How does your year usually play out? 

I can pretty much script my life month by month. January is irrigating cotton, in February I’m still irrigating cotton and spraying and starting to get country prepared for the upcoming winter crops. March is defoliating cotton, April is picking cotton, in May I’m finishing cotton picking and sowing winter crops, spraying and turning the cotton country around and preparing it to go back into wheat. June is sowing and then through to August I’m following a spray program and trying to sneak in a holiday somewhere. September is starting to fertilise and prepare cotton country, October is planting cotton and starting winter crop harvest, November is winter crop harvest and December is fertilizing cotton and starting to irrigate and trying to find some time off over Christmas. That is pretty much the script I follow every year. 

How is the cotton looking? 

Excellent. It’s all planted on full moisture and starting to come out of the ground. I’ve just got to get off the header and back on the spray rig to spray the cotton when I get a chance. 

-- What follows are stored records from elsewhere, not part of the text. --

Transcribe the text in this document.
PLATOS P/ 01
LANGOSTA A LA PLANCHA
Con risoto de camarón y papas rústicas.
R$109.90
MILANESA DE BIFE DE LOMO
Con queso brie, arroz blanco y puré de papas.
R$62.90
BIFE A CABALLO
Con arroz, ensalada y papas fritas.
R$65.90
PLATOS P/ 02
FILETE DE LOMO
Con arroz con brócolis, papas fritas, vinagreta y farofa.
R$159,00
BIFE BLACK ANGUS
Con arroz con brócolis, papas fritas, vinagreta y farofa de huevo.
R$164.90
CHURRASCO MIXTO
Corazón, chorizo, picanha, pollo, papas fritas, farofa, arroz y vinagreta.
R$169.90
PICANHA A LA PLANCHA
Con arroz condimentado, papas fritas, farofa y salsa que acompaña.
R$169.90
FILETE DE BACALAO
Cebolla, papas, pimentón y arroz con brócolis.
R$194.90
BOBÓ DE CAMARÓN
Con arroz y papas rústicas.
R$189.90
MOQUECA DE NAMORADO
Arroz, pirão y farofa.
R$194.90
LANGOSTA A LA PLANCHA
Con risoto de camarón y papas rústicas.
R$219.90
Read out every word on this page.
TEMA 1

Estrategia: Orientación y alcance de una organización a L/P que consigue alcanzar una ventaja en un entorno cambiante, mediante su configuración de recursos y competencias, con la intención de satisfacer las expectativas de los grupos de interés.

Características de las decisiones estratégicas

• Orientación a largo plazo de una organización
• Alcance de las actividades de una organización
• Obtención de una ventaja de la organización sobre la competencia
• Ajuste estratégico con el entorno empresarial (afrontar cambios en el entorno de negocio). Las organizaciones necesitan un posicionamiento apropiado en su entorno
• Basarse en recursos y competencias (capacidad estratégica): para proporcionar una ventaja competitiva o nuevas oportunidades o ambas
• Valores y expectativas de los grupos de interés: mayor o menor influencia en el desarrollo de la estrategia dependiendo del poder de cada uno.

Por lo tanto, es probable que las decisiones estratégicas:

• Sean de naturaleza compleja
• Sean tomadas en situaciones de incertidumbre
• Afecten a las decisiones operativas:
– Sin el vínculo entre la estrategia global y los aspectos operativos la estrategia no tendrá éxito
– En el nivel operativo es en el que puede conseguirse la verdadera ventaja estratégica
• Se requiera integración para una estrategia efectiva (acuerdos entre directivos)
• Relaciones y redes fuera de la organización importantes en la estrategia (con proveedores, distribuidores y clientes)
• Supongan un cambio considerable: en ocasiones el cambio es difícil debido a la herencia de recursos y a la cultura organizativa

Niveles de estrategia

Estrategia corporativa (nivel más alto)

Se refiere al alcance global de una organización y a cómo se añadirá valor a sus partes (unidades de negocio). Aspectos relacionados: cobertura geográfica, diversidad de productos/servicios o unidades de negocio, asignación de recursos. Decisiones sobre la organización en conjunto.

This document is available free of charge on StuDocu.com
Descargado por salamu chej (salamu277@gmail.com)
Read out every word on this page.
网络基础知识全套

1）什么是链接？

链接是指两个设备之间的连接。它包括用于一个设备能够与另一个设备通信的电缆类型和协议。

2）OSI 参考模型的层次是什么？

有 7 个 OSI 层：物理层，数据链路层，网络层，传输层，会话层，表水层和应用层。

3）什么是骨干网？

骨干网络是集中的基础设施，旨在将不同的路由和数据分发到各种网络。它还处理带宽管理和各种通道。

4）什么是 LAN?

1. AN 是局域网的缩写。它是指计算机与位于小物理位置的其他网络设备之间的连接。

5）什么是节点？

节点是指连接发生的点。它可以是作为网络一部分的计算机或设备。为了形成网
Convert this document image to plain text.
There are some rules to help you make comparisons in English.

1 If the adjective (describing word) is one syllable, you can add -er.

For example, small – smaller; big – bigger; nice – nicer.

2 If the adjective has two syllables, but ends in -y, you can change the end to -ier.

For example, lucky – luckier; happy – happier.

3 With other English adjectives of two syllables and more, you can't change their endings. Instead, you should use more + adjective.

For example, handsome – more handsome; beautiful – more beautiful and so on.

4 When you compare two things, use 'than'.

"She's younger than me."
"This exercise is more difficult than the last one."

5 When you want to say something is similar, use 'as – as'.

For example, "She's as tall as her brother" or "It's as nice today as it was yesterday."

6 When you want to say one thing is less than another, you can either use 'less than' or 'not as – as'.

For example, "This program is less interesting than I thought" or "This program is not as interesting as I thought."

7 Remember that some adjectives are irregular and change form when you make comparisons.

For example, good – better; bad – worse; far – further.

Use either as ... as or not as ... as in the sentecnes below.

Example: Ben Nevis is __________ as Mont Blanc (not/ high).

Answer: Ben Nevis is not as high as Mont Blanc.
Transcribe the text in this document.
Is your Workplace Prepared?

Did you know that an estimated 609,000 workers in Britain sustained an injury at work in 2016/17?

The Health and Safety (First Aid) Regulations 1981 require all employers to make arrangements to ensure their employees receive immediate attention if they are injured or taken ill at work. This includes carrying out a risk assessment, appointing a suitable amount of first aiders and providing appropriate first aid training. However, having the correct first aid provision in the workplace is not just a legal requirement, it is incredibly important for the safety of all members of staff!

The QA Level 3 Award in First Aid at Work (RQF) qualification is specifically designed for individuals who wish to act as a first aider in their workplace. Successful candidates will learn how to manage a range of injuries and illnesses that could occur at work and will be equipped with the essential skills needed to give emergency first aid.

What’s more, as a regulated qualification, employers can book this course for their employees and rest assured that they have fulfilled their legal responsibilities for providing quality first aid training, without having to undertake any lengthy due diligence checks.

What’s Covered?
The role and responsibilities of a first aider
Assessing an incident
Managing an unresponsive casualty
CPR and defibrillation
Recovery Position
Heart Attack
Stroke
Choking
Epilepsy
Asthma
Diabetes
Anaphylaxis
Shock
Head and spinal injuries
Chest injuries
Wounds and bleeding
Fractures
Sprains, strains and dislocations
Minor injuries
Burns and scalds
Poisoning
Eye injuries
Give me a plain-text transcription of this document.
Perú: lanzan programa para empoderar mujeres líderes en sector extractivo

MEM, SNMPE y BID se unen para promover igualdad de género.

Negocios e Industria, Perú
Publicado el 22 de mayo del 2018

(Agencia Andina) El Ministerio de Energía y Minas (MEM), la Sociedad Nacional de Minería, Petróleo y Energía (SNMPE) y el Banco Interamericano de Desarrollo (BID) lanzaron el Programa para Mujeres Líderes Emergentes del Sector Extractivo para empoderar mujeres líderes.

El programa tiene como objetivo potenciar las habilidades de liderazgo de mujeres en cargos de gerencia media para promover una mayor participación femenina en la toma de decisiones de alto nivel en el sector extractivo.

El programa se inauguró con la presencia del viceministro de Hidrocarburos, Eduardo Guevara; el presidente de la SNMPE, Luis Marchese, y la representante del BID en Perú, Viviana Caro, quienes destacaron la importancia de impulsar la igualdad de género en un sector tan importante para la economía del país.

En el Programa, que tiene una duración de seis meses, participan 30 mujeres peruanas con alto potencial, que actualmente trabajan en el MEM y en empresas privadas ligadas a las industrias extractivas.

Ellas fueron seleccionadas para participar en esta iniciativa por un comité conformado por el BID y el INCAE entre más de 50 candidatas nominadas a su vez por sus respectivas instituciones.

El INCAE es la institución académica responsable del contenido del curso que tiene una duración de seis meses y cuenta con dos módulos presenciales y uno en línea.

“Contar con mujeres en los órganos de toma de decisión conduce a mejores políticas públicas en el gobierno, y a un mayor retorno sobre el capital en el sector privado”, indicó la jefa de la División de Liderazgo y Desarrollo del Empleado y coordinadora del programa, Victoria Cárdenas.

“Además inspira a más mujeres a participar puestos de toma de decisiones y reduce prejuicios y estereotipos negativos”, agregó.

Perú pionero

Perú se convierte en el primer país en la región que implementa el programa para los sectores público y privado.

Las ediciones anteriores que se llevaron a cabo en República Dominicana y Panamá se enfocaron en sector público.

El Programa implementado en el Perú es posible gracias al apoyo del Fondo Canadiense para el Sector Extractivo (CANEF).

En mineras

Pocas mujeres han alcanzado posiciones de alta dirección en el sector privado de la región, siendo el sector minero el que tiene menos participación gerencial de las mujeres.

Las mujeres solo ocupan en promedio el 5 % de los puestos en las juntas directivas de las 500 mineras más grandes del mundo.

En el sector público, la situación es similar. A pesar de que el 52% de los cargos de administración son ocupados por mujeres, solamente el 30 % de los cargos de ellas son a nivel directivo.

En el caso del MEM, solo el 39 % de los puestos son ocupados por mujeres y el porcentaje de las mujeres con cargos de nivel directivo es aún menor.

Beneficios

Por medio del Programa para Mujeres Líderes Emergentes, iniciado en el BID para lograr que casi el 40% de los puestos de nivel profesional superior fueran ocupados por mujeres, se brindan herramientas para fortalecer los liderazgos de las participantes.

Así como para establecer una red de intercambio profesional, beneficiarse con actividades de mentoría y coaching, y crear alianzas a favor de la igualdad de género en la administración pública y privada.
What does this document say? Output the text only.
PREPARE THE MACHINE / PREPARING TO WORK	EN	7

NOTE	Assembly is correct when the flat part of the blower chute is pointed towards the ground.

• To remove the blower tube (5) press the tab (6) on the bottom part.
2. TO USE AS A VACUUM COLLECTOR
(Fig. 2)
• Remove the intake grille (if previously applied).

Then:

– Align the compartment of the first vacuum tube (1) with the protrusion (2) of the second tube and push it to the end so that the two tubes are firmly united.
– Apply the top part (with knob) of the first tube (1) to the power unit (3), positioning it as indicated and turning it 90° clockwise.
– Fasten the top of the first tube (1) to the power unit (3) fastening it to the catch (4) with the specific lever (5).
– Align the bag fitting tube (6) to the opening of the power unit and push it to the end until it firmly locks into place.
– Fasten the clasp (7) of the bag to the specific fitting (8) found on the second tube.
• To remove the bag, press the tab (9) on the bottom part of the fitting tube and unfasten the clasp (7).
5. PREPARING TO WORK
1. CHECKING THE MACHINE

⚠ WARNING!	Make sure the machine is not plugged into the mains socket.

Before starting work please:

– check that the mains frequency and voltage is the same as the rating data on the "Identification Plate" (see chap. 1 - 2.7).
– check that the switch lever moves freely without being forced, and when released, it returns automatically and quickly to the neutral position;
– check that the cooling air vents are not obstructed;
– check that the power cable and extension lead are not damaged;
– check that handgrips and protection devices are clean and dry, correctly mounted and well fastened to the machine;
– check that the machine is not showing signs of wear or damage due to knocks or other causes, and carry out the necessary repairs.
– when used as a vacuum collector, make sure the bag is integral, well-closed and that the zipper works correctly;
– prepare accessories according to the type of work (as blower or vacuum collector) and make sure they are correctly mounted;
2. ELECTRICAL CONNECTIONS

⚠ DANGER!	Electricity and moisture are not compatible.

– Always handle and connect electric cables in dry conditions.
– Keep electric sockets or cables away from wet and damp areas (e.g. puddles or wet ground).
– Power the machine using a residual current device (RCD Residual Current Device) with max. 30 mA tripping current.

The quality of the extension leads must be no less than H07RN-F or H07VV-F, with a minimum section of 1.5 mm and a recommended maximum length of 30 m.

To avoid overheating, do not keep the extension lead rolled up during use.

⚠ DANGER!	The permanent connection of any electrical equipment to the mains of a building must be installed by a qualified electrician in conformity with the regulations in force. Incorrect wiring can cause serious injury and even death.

If you had a meeting with the Prime Minister this afternoon, what would you talk to him about? 

It would be a conversation about the restoration of property rights. There are a whole lot of issues around native vegetation, water sharing plans and how they impact on access to irrigation rights. Just that continual creep of legislation into every day farming practices. 

If you could convince the entire world of one thing what would it be? 

That food doesn’t just come from the supermarket.